I am not writing well at the moment. The last three or four days of WHT have been mediocre. I keep having to tell myself that it’s ok for the words to not come out perfect the first time. Heck even a rewrite isn’t supposed to nail the words. But the problem I have at the moment is the whole scene is off. I may have to redo the entire thing down the line, and that makes me feel like I’m wasting my days. I’m feeling a bit bettter afterwards when I get to work and have a bit more guranteed order. Even so, I can’t get this angst out of my mind, even when lost in work.

I did a bit more of Clockspinning after work yesterday, and that helped lift my mood, but I seem to be in a bit of a dip in general. That might be all this is, but I do not like waivering consistancy in quality. Yes it’s to be expected and yes I can catch it later, but it doesn’t make it feel any better. I try and put it out of mind by focusing on the tasks at work that I can do to a high standard because they have ridgid methods. There is a right way and a wrong way here, and it’s much easier to pick it out. Off work, my writing enters – at the moment at least – a grey area of uncertainty. 

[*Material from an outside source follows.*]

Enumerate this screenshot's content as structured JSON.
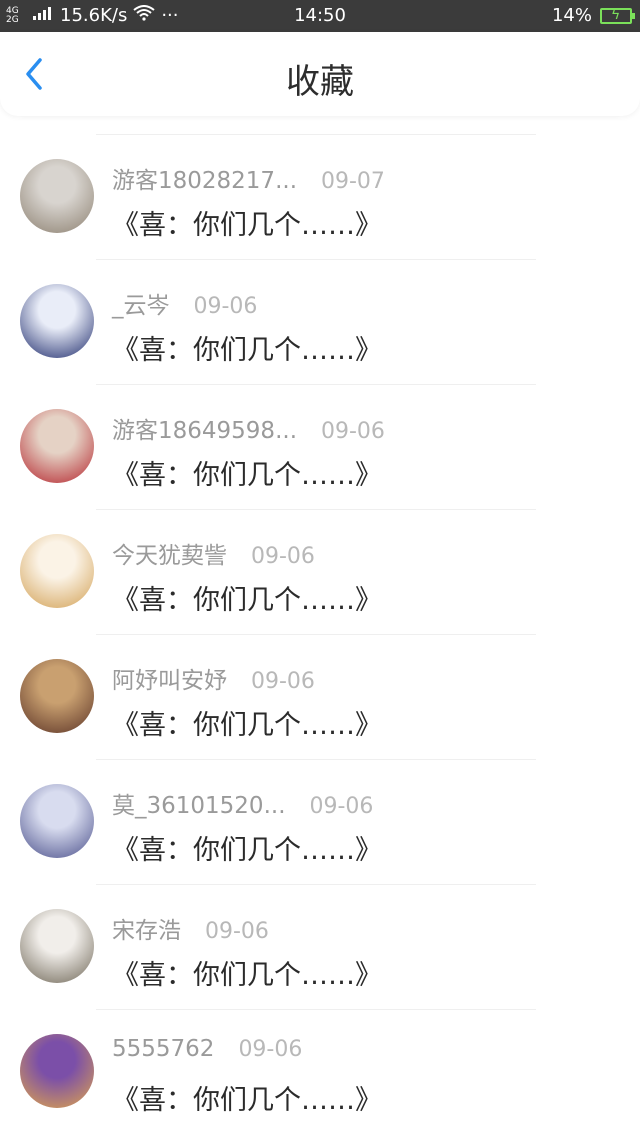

I’m going to put it out of mind best I can for the rest of today, and lay off the Clockspinning too. Yes that’s rewarding to work on but I need to make sure I’m not burning myself out. I am far too tired for my current routine, where I am getting enough sleep, exercise and food. Something is going wrong and I need to figure out what it is. But while I can beat my head against this virtual brick wall for an age trying to figure it out, it won’t do any good. I’ll end up with a headache if I do it too much.